Training Dogs for Awake, Unrestrained Functional Magnetic Resonance Imaging

Magnetic Resonance Imaging conducted in unrestrained dogs is a new method that creates a fresh way of examining function and structure in the dog brain. The method is humane, cost effective, and it works, not only for dogs in this research context, but as a scaffold for other husbandry behavior training programs. The transferring classical counter-conditioning strategies help the dogs to rapidly acclimate a robust stationing behavior to the scanner environment.

Because the protocol is cost effective, it is generalizable to trainers around the world without regular access to an MRI scanner. For active, auditory exposure sessions, transport the dog to a familiar indoor training room. And play scan audio at the session’s specified volume.
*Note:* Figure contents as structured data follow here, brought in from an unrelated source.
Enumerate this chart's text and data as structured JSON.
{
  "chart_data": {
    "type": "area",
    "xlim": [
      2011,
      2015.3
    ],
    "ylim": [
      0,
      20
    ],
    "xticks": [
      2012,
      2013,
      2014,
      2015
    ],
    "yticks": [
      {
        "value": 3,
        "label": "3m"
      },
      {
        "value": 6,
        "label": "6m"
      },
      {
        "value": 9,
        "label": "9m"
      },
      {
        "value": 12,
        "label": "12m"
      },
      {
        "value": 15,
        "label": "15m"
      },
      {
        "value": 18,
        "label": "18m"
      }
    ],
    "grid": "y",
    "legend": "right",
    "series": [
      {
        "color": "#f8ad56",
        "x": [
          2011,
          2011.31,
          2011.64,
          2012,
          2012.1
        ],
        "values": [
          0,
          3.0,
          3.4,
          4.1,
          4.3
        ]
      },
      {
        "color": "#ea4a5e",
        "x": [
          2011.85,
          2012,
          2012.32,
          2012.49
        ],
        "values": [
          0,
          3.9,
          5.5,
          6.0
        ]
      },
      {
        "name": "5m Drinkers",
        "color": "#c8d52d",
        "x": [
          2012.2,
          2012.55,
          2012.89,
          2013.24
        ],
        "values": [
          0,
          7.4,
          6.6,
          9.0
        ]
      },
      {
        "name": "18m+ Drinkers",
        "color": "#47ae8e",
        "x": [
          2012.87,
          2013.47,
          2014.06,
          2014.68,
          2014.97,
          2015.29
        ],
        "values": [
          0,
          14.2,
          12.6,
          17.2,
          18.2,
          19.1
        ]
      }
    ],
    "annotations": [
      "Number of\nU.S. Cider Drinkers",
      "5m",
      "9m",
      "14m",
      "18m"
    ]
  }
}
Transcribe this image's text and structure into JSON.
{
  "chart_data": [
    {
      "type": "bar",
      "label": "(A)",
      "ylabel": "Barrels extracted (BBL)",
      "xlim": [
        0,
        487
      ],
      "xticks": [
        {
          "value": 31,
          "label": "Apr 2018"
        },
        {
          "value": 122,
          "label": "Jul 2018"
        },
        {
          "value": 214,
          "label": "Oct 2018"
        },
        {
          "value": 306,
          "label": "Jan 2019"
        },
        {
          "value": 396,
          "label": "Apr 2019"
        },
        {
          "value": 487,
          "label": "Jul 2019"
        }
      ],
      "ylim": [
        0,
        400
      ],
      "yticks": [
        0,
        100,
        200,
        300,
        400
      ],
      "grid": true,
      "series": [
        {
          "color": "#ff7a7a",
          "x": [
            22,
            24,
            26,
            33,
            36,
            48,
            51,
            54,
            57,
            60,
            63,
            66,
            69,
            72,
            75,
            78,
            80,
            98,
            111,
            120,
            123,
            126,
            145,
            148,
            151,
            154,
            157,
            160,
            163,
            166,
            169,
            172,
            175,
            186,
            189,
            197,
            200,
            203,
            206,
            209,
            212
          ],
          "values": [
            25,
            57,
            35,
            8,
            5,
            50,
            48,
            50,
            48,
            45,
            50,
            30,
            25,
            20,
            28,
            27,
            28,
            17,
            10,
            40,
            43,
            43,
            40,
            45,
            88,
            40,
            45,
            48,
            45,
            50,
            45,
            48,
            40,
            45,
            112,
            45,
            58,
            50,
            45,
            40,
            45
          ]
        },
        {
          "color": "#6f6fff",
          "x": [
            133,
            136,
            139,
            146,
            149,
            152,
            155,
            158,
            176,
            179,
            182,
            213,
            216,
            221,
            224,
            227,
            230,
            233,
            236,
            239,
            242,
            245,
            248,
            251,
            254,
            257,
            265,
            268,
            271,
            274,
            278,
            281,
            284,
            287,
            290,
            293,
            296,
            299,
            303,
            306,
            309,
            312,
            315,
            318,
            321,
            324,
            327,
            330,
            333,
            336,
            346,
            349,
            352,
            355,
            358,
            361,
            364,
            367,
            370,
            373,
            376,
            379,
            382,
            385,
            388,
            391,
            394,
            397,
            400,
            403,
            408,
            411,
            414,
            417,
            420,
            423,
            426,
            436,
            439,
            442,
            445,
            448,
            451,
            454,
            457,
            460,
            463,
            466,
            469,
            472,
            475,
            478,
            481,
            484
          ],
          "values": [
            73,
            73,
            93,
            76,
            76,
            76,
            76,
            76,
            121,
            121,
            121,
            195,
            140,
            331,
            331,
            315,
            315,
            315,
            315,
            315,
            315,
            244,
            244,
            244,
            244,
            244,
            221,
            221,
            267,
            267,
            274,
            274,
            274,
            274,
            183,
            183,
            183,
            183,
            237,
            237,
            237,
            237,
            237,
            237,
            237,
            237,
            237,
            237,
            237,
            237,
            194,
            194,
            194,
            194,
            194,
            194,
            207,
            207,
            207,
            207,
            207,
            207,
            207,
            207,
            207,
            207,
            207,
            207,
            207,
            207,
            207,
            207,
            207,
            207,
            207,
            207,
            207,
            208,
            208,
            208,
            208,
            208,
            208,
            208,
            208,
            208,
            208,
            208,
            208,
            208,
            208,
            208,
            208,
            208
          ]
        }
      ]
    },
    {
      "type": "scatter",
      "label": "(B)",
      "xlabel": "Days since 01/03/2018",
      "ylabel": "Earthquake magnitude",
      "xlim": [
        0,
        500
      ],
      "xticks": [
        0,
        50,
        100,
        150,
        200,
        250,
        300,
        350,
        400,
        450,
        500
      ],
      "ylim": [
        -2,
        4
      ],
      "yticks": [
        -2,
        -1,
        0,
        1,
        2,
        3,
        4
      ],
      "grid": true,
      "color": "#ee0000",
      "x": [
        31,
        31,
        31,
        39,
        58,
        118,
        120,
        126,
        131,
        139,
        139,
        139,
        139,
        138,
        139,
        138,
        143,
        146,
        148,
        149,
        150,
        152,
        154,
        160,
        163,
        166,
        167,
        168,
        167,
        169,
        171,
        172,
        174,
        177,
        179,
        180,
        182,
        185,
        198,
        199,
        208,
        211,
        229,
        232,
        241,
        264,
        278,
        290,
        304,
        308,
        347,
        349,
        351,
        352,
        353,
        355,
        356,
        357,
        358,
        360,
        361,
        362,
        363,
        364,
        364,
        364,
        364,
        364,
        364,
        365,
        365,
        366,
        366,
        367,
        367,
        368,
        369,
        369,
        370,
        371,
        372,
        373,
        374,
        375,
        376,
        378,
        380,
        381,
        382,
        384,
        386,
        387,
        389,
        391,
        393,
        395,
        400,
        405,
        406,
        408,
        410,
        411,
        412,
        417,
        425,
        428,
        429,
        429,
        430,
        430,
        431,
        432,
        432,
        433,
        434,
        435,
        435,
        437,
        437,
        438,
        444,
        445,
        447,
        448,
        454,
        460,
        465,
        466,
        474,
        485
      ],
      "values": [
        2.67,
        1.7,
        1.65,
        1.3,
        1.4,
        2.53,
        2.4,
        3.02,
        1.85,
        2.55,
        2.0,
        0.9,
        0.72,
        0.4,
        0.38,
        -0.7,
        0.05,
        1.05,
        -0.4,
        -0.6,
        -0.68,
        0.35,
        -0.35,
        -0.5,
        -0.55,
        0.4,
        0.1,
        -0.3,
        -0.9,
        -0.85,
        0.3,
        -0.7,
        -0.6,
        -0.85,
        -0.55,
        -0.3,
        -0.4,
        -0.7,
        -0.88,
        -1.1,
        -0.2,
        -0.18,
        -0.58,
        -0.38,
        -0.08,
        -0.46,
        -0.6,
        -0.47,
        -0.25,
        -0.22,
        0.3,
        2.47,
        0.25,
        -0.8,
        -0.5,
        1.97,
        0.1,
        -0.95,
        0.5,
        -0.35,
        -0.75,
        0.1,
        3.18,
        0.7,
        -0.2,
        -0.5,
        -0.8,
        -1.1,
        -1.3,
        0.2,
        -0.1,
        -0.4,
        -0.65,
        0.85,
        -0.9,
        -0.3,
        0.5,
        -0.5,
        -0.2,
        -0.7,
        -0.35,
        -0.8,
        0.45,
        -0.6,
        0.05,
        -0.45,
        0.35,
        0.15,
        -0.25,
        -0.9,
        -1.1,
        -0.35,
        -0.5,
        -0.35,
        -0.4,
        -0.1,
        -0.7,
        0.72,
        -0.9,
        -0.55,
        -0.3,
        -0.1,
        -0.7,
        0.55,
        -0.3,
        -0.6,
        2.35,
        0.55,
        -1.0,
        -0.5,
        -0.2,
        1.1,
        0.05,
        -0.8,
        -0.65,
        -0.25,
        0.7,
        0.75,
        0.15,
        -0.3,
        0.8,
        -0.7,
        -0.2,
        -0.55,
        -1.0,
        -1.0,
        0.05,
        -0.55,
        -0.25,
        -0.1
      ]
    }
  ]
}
After ten seconds, engage in 20 seconds of toy play with the dog while the scanner noise is still audible. After 20 seconds of play, retrieve the toy from the dog and pause the noise. Then wait with the dog in silence without the reward for 10 seconds before starting the next trial.

Conduct one session of 10 trials per week for 12 weeks increasing the decibel volume over the sessions throughout the duration of the training period. To capture the chin target to towel with the dog standing, sitting, or in the down position, click, then treat to allow the dog to investigate the towel. Once the dog will investigate the towel reliably, click then treat for any nose to towel and subsequent chin to towel contact until the towel contact duration reaches at least two seconds for up to five minutes per session.

When the dog will chin target for at least 26 seconds, click then treat for any investigation of the foam chin rest apparatus. After several reinforced investigations of the apparatus, cue rest and click then treat for one to two seconds of chin contact for five to 15 minutes of training until 40 seconds of contact is achieved. For mock MRI stationing sessions, invite the dog to jump or lift the dog into the mock bore and cue the dog to lie down, clicking then treating.

Cue the dog to rest. And click then treat for one to 12 seconds of chin targeting to the foam chin rest in the elevated bore in 5 to 15 minute sessions until the duration increases to 60 seconds. Reinforce less precise approximations of the behavior initially, as the trainer will have the opportunity to selectively reinforce for better alignment precision in later reps.

When the dog can chin target in the mock bore for at least 60 seconds, cue down and rest, and outfit the dog with ear padding. Place scan audio at a barely audible volume between zero and 40 decibels. And click then treat for one to 12 seconds of chin contact in 15 to 30 minute training sessions until the duration lasts at least 107 seconds.

When the dog can sustain five minutes in down stay in the chin rest in the mock bore and mock RF coil, while wearing ear padding with the scanner noise playing at 80 to 110 decibels, stand or sit beside portable mock bore with the mock RF coil, and gesture to the dog to enter the new bore. Cue down and rest, and outfit the animal with ear padding. Place scan audio at 80 to 110 decibels.

And click then treat for 1 to 30 seconds of stationing in the new location. Next probe for the criterion duration, reinforcing at 5 minutes or when the dog breaks. Once the dog has generalized the stationing behavior to criterion in five distinct transfer locations, the dog is ready for data collection in the real MRI environment.

Here, the maximum duration of four dogs trained in this protocol, as demonstrated for the last three sessions at the end of training and the different training locations is shown. The performance was stable at the end of stationing training and all of the dogs transferred to the mock training locations with a max duration equivalent to training. Three of the dogs transferred to the MRI scanner and demonstrated repeated bouts of the max possible duration of 206 seconds.

The one dog that did not transfer to the MRI scanner had a larger head than the other dogs and could not comfortably fit within the coil, likely contributing to its unwillingness to participate in the scans. Once trained to participate in functional MRI scans, we can glean sensory processing information within several modalities. For example, adjacent but different brain areas at the temporal cortex in the dog brain are active for processing dog and human faces.

Green regions represent areas of the brain more active for human faces contrasted with dog faces. While red regions represent areas of the brain more active for dog faces, contrasted with human faces. While the olfactory bulb, periamygdala, anterior olfactory cortex, entorhinal cortex, and piriform lobes are active in both awake and anesthetized dogs, the regions implicating higher order cognitive processing are activated mainly in awake dogs.

The protocol is designed around the idea that head motion is incompatible with a robust chin rest behavior, which is generalized to occur in multiple settings. While canine functional MRI is in its naissance stages, the future is promising for the continued use of humanity’s best friend in understanding brain behavior relationships. For example, our findings can advance the understanding of how to better select, train, and employ dogs for tasks that benefit society such as detecting hazardous threats like explosives.

With the robust method of scanner acclimation, the limitations of the utility of the scanner are bound only by the creativity of the researcher’s questions and experimental designs.